The V2 receptor mediated vasodilatation can be unmasked when AVP is administered in the presence of a V1 antagonist. It can also be demonstrated by the use of selective V2 agonist desmopressin, and appears to be EDRF (NO) mediated.


Other Actions


Most visceral smooth muscles contract. Increased peristalsis in gut (especially large bowel), evacuation and expulsion of gases may occur.


Uterus is contracted by AVP acting on oxytocin receptors. In the nonpregnant and early pregnancy uterus, AVP is equipotent to oxytocin.
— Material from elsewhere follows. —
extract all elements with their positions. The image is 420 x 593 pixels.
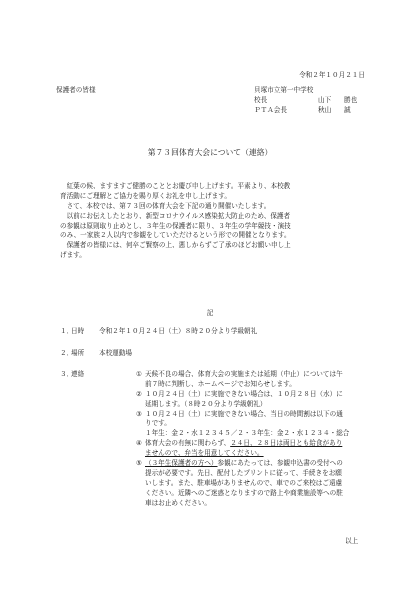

Only at term sensitivity to oxytocin increases selectively.


CNS Exogenously administered AVP does not penetrate blood-brain barrier. However, it is now recognized as a peptide neurotransmitter in many areas of brain and spinal cord: may be involved in regulation of temperature, circulation, ACTH release, and in learning of tasks.


AVP induces platelet aggregation and hepatic glycogenolysis. It releases coagulation factor VIII and von Willebrand’s factor from vascular endothelium through V2 receptors.
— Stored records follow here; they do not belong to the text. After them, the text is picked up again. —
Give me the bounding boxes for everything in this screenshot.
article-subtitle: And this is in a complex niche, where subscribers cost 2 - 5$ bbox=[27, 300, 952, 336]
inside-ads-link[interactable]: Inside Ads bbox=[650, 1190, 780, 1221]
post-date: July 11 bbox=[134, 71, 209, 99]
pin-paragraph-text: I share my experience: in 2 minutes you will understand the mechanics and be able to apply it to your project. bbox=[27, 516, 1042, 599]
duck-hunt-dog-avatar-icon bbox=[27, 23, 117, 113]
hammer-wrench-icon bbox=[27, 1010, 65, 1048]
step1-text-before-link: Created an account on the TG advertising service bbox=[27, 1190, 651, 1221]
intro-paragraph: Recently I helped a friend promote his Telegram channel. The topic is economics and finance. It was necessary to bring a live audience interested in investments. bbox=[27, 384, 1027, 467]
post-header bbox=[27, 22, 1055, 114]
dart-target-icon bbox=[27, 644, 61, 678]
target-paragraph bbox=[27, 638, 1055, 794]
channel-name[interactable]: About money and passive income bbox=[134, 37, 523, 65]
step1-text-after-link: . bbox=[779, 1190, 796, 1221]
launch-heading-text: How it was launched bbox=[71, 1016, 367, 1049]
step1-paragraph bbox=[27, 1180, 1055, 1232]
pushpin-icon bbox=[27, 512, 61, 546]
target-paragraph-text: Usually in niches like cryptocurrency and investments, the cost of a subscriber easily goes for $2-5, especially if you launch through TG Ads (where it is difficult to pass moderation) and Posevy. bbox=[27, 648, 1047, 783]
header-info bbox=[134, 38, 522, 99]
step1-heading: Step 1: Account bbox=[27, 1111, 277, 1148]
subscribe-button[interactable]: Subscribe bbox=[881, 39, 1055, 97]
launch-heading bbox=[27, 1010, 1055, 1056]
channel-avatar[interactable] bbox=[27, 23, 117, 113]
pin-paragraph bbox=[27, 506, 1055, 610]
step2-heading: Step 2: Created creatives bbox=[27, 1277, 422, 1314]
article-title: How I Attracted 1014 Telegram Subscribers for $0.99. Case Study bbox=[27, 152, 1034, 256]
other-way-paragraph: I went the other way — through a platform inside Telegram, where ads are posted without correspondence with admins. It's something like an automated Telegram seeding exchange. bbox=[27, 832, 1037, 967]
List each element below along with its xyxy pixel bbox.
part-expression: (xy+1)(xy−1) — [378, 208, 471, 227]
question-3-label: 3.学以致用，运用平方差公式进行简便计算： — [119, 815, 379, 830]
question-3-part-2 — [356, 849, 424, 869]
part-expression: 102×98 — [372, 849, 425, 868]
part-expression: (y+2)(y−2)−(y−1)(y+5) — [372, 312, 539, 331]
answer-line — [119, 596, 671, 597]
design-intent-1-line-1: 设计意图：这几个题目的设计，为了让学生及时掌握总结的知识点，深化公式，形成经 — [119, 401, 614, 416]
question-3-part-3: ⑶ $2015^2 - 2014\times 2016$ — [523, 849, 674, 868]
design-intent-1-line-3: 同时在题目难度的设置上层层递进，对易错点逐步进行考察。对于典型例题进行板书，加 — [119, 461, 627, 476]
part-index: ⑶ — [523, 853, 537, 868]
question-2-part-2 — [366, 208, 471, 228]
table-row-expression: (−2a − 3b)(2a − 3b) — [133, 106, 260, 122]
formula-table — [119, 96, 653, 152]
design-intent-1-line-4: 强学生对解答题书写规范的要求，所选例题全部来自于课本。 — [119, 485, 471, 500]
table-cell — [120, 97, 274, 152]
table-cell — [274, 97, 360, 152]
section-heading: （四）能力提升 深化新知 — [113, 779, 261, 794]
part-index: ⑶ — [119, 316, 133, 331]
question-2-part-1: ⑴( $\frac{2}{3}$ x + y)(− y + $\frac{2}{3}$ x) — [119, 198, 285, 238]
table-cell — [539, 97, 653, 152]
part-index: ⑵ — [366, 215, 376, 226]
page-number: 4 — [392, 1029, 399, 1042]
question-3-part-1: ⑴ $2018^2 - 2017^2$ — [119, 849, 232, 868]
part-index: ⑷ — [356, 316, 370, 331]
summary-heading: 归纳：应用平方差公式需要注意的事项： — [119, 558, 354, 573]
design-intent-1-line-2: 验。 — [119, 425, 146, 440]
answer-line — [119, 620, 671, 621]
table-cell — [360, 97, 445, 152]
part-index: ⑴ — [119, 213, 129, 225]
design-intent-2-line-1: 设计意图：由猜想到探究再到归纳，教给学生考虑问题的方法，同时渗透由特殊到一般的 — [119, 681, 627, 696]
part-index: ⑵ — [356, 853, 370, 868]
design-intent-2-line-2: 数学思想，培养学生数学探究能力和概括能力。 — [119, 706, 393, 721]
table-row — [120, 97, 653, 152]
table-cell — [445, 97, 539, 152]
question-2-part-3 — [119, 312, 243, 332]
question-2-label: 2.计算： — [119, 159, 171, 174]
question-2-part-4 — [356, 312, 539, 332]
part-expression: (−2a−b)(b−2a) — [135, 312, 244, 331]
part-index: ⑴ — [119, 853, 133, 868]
AVP is inactive orally because it is destroyed by trypsin. It can be administered by any parenteral route or by intranasal application. The peptide chain of AVP is rapidly cleaved enzymatically in many organs, especially in liver and kidney; plasma t½ is short~25 min. However, the action of aqueous vasopressin lasts 3– 4 hours.


Aqueous vasopressin (AVP) inj: POSTACTON 10 U inj; for i.v., i.m. or s.c. administration.